Guncangan paling terasa di Kabupaten Kepulauan Sangihe,
khususnya di Kecamatan Marore, Tabukan Tengah, Tabukan Selatan, Tabukan Selatan
Tengah, Tahuna, dan Tahuna Barat. Di wilayah ini, masyarakat melaporkan getaran
kuat selama 3–4 detik yang sempat memicu kepanikan. Sementara di Kepulauan
Talaud (Kecamatan Rainis), Minahasa Utara (Kecamatan Likupang Barat), dan Kota
Manado, intensitas gempa dirasakan sedang hingga lemah dengan durasi 2–4 detik.
Respons Cepat BNPB dan Pemerintah Daerah
BNPB bersama BPBD Provinsi Sulawesi Utara serta
kabupaten/kota terdampak langsung melakukan koordinasi intensif.
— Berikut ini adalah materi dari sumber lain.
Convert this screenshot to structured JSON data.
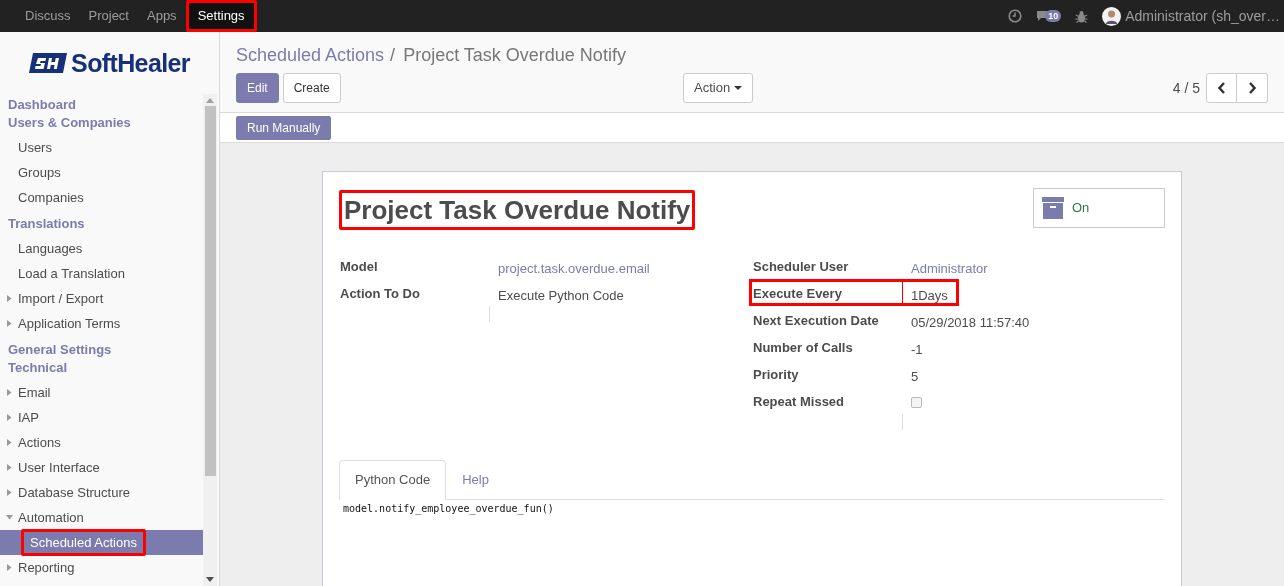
{
  "top_menu": [
    {
      "label": "Discuss",
      "selected": false,
      "highlighted": false
    },
    {
      "label": "Project",
      "selected": false,
      "highlighted": false
    },
    {
      "label": "Apps",
      "selected": false,
      "highlighted": false
    },
    {
      "label": "Settings",
      "selected": true,
      "highlighted": true
    }
  ],
  "systray": {
    "message_count": "10",
    "user": "Administrator (sh_over…"
  },
  "logo": {
    "text": "SoftHealer"
  },
  "sidebar": [
    {
      "label": "Dashboard"
    },
    {
      "label": "Users & Companies",
      "children": [
        {
          "label": "Users",
          "selected": false,
          "highlighted": false
        },
        {
          "label": "Groups",
          "selected": false,
          "highlighted": false
        },
        {
          "label": "Companies",
          "selected": false,
          "highlighted": false
        }
      ]
    },
    {
      "label": "Translations",
      "children": [
        {
          "label": "Languages",
          "selected": false,
          "highlighted": false
        },
        {
          "label": "Load a Translation",
          "selected": false,
          "highlighted": false
        },
        {
          "label": "Import / Export",
          "expanded": false,
          "selected": false,
          "highlighted": false
        },
        {
          "label": "Application Terms",
          "expanded": false,
          "selected": false,
          "highlighted": false
        }
      ]
    },
    {
      "label": "General Settings"
    },
    {
      "label": "Technical",
      "children": [
        {
          "label": "Email",
          "expanded": false,
          "selected": false,
          "highlighted": false
        },
        {
          "label": "IAP",
          "expanded": false,
          "selected": false,
          "highlighted": false
        },
        {
          "label": "Actions",
          "expanded": false,
          "selected": false,
          "highlighted": false
        },
        {
          "label": "User Interface",
          "expanded": false,
          "selected": false,
          "highlighted": false
        },
        {
          "label": "Database Structure",
          "expanded": false,
          "selected": false,
          "highlighted": false
        },
        {
          "label": "Automation",
          "expanded": true,
          "selected": false,
          "highlighted": false,
          "children": [
            {
              "label": "Scheduled Actions",
              "selected": true,
              "highlighted": true
            }
          ]
        },
        {
          "label": "Reporting",
          "expanded": false,
          "selected": false,
          "highlighted": false
        }
      ]
    }
  ],
  "breadcrumb": [
    {
      "label": "Scheduled Actions",
      "kind": "link"
    },
    {
      "label": "/",
      "kind": "separator"
    },
    {
      "label": "Project Task Overdue Notify",
      "kind": "current"
    }
  ],
  "buttons": [
    {
      "label": "Edit",
      "kind": "primary"
    },
    {
      "label": "Create",
      "kind": "secondary"
    }
  ],
  "action_menu": {
    "label": "Action"
  },
  "pager": {
    "text": "4 / 5"
  },
  "status_buttons": [
    {
      "label": "Run Manually"
    }
  ],
  "record": {
    "title": "Project Task Overdue Notify",
    "title_highlighted": true,
    "active_toggle": {
      "label": "On",
      "active": true
    },
    "left_fields": [
      {
        "label": "Model",
        "value": "project.task.overdue.email",
        "kind": "link",
        "highlighted": false
      },
      {
        "label": "Action To Do",
        "value": "Execute Python Code",
        "kind": "text",
        "highlighted": false
      }
    ],
    "right_fields": [
      {
        "label": "Scheduler User",
        "value": "Administrator",
        "kind": "link",
        "highlighted": false
      },
      {
        "label": "Execute Every",
        "value": "1Days",
        "kind": "text",
        "highlighted": true
      },
      {
        "label": "Next Execution Date",
        "value": "05/29/2018 11:57:40",
        "kind": "text",
        "highlighted": false
      },
      {
        "label": "Number of Calls",
        "value": "-1",
        "kind": "text",
        "highlighted": false
      },
      {
        "label": "Priority",
        "value": "5",
        "kind": "text",
        "highlighted": false
      },
      {
        "label": "Repeat Missed",
        "kind": "checkbox",
        "checked": false,
        "highlighted": false
      }
    ],
    "tabs": [
      {
        "label": "Python Code",
        "selected": true
      },
      {
        "label": "Help",
        "selected": false
      }
    ],
    "code": "model.notify_employee_overdue_fun()"
  }
}
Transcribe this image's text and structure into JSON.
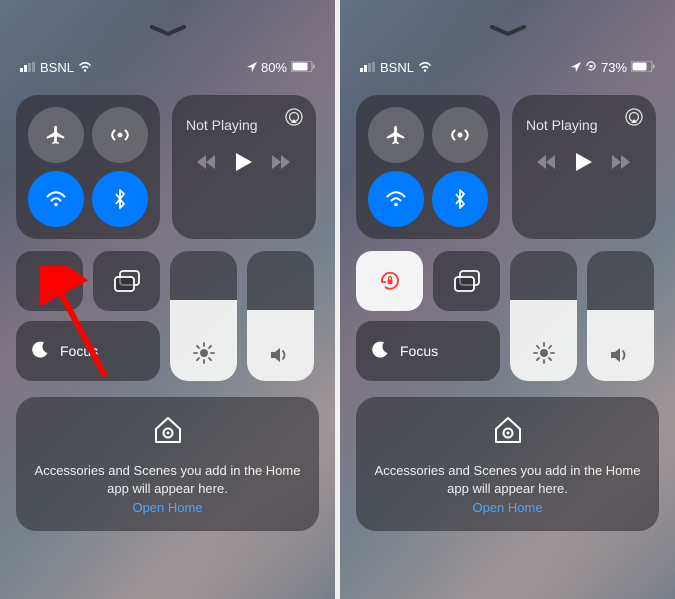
{
  "screens": [
    {
      "status": {
        "carrier": "BSNL",
        "battery": "80%"
      },
      "media": {
        "title": "Not Playing"
      },
      "focus_label": "Focus",
      "brightness_fill_pct": 62,
      "volume_fill_pct": 55,
      "orientation_lock_active": false,
      "home": {
        "text": "Accessories and Scenes you add in the Home app will appear here.",
        "link": "Open Home"
      },
      "has_arrow_annotation": true
    },
    {
      "status": {
        "carrier": "BSNL",
        "battery": "73%"
      },
      "media": {
        "title": "Not Playing"
      },
      "focus_label": "Focus",
      "brightness_fill_pct": 62,
      "volume_fill_pct": 55,
      "orientation_lock_active": true,
      "home": {
        "text": "Accessories and Scenes you add in the Home app will appear here.",
        "link": "Open Home"
      },
      "has_arrow_annotation": false
    }
  ]
}
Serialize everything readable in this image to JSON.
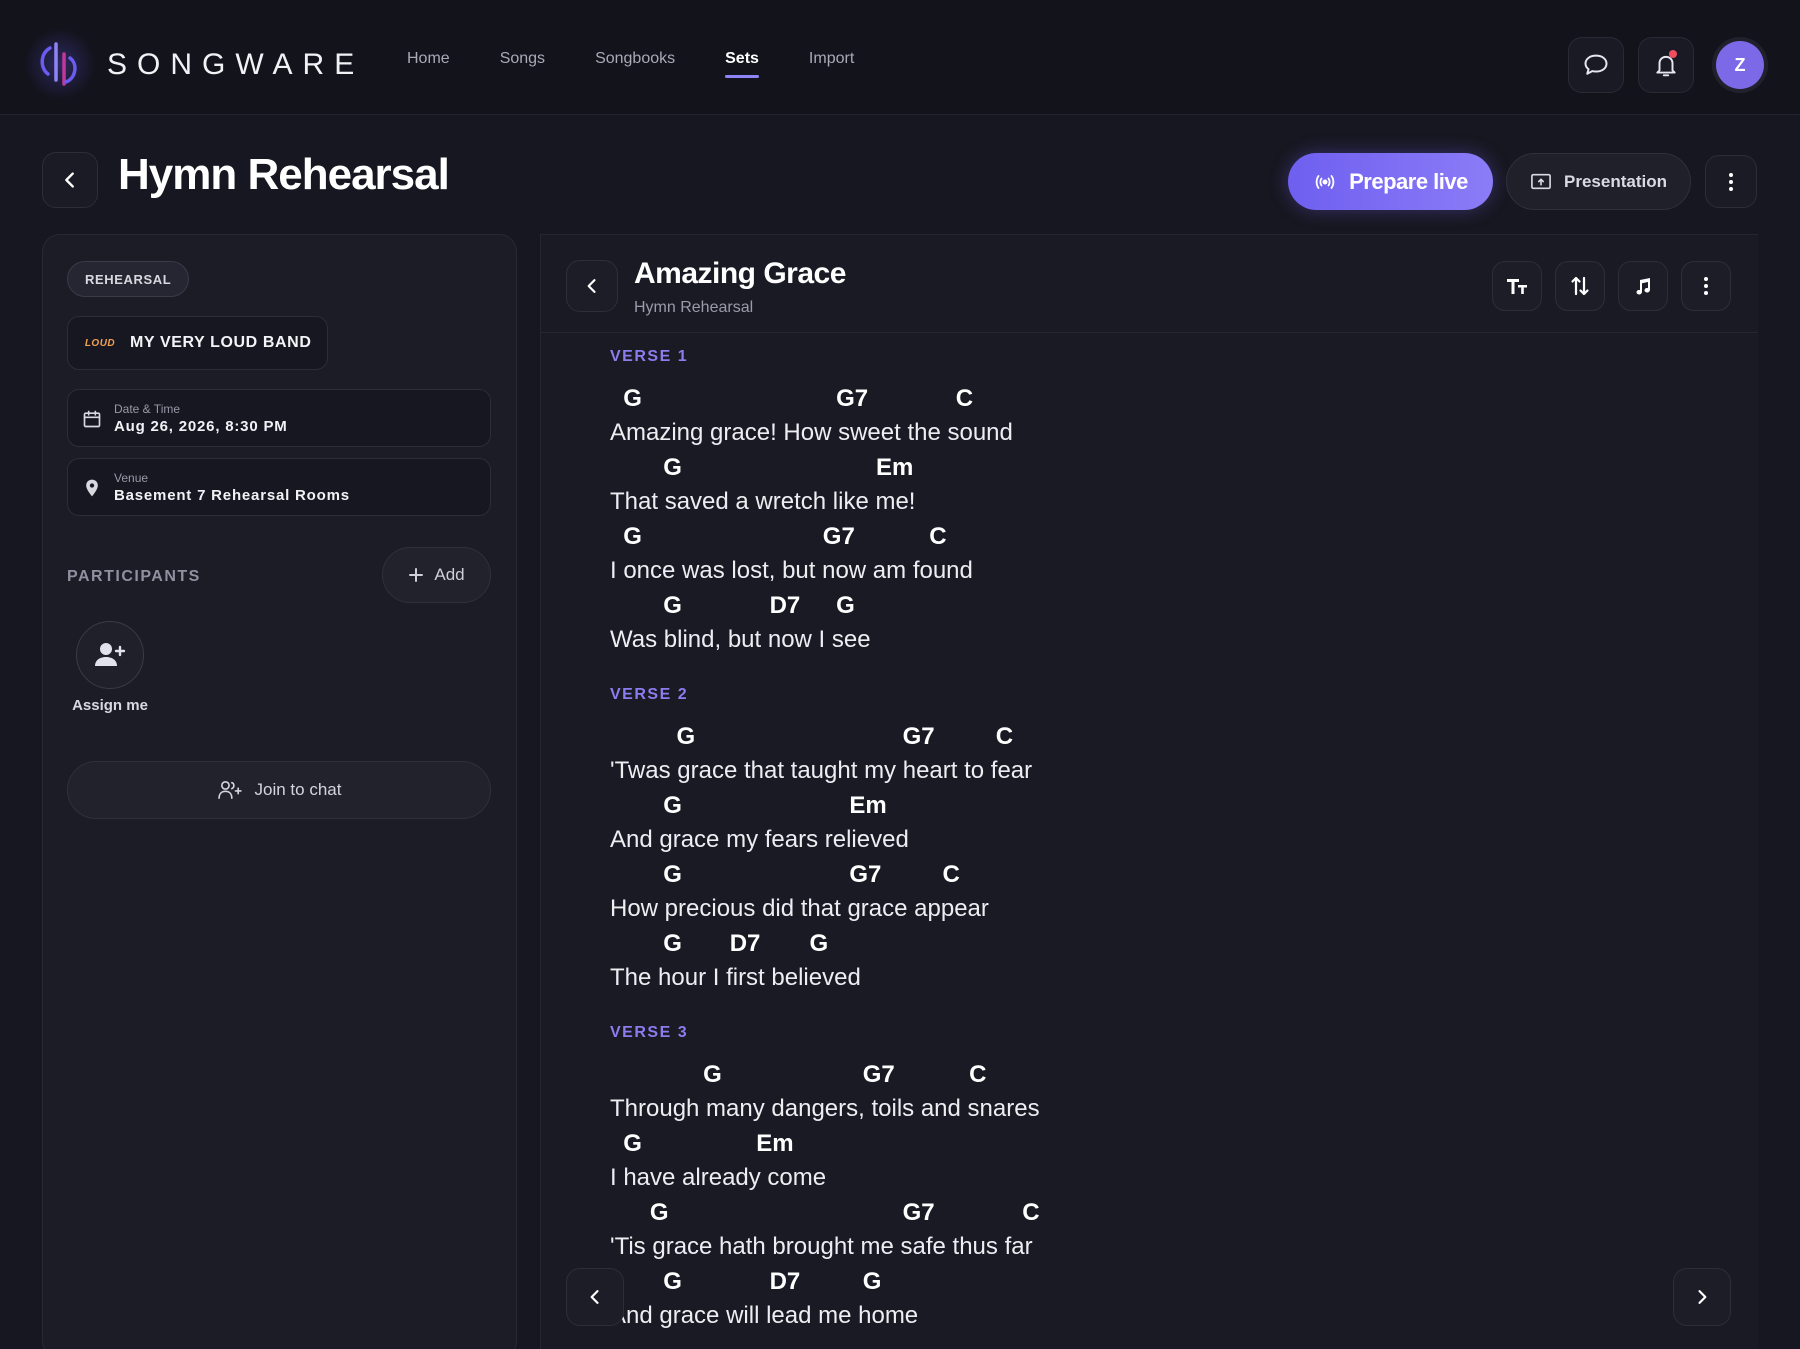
{
  "app": {
    "brand": "SONGWARE",
    "nav": [
      {
        "label": "Home",
        "active": false
      },
      {
        "label": "Songs",
        "active": false
      },
      {
        "label": "Songbooks",
        "active": false
      },
      {
        "label": "Sets",
        "active": true
      },
      {
        "label": "Import",
        "active": false
      }
    ],
    "user_initial": "Z",
    "accent_color": "#7c69e8",
    "notification_dot_color": "#f04e5e"
  },
  "header": {
    "title": "Hymn Rehearsal",
    "prepare_live_label": "Prepare live",
    "presentation_label": "Presentation"
  },
  "set": {
    "tag": "REHEARSAL",
    "band_logo_text": "LOUD",
    "band_name": "MY VERY LOUD BAND",
    "date_label": "Date & Time",
    "date_value": "Aug 26, 2026, 8:30 PM",
    "venue_label": "Venue",
    "venue_value": "Basement 7 Rehearsal Rooms",
    "participants_label": "PARTICIPANTS",
    "add_label": "Add",
    "assign_label": "Assign me",
    "join_chat_label": "Join to chat"
  },
  "song": {
    "title": "Amazing Grace",
    "subtitle": "Hymn Rehearsal",
    "verses": [
      {
        "label": "VERSE 1",
        "lines": [
          {
            "chords": [
              {
                "c": "G",
                "at": 1
              },
              {
                "c": "G7",
                "at": 17
              },
              {
                "c": "C",
                "at": 26
              }
            ],
            "text": "Amazing grace! How sweet the sound"
          },
          {
            "chords": [
              {
                "c": "G",
                "at": 4
              },
              {
                "c": "Em",
                "at": 20
              }
            ],
            "text": "That saved a wretch like me!"
          },
          {
            "chords": [
              {
                "c": "G",
                "at": 1
              },
              {
                "c": "G7",
                "at": 16
              },
              {
                "c": "C",
                "at": 24
              }
            ],
            "text": "I once was lost, but now am found"
          },
          {
            "chords": [
              {
                "c": "G",
                "at": 4
              },
              {
                "c": "D7",
                "at": 12
              },
              {
                "c": "G",
                "at": 17
              }
            ],
            "text": "Was blind, but now I see"
          }
        ]
      },
      {
        "label": "VERSE 2",
        "lines": [
          {
            "chords": [
              {
                "c": "G",
                "at": 5
              },
              {
                "c": "G7",
                "at": 22
              },
              {
                "c": "C",
                "at": 29
              }
            ],
            "text": "'Twas grace that taught my heart to fear"
          },
          {
            "chords": [
              {
                "c": "G",
                "at": 4
              },
              {
                "c": "Em",
                "at": 18
              }
            ],
            "text": "And grace my fears relieved"
          },
          {
            "chords": [
              {
                "c": "G",
                "at": 4
              },
              {
                "c": "G7",
                "at": 18
              },
              {
                "c": "C",
                "at": 25
              }
            ],
            "text": "How precious did that grace appear"
          },
          {
            "chords": [
              {
                "c": "G",
                "at": 4
              },
              {
                "c": "D7",
                "at": 9
              },
              {
                "c": "G",
                "at": 15
              }
            ],
            "text": "The hour I first believed"
          }
        ]
      },
      {
        "label": "VERSE 3",
        "lines": [
          {
            "chords": [
              {
                "c": "G",
                "at": 7
              },
              {
                "c": "G7",
                "at": 19
              },
              {
                "c": "C",
                "at": 27
              }
            ],
            "text": "Through many dangers, toils and snares"
          },
          {
            "chords": [
              {
                "c": "G",
                "at": 1
              },
              {
                "c": "Em",
                "at": 11
              }
            ],
            "text": "I have already come"
          },
          {
            "chords": [
              {
                "c": "G",
                "at": 3
              },
              {
                "c": "G7",
                "at": 22
              },
              {
                "c": "C",
                "at": 31
              }
            ],
            "text": "'Tis grace hath brought me safe thus far"
          },
          {
            "chords": [
              {
                "c": "G",
                "at": 4
              },
              {
                "c": "D7",
                "at": 12
              },
              {
                "c": "G",
                "at": 19
              }
            ],
            "text": "And grace will lead me home"
          }
        ]
      }
    ]
  }
}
Langkah yang
diambil meliputi pendataan korban dan kerusakan, pemantauan aktivitas gempa
melalui BMKG, serta penguatan sosialisasi kesiapsiagaan masyarakat di lapangan.
“Kami terus memantau perkembangan di lapangan dan
akan memperbarui informasi sesuai data terkini,” tegas BNPB.
Imbauan Penting untuk
Masyarakat
BNPB mengimbau seluruh masyarakat untuk tetap tenang
namun waspada. Gempa susulan masih mungkin terjadi, sehingga warga diminta:
- Tidak panik dan tidak menyebarkan informasi yang belum
diverifikasi.
- Selalu merujuk pada sumber resmi: BMKG, BNPB, BPBD, dan
pemerintah daerah.
- Warga yang rumahnya rusak agar melaporkan kondisi
bangunan yang berpotensi membahayakan kepada aparat setempat.
Indonesia yang berada di Ring of Fire memang kerap
mengalami aktivitas gempa. Kejadian ini menjadi pengingat pentingnya kesiapsiagaan
berkelanjutan, mulai dari membangun rumah tahan gempa hingga memiliki rencana
evakuasi keluarga.
BNPB akan terus memberikan update perkembangan terkini. Masyarakat diharapkan tetap mengikuti informasi resmi dan saling mendukung dalam masa pemulihan ini.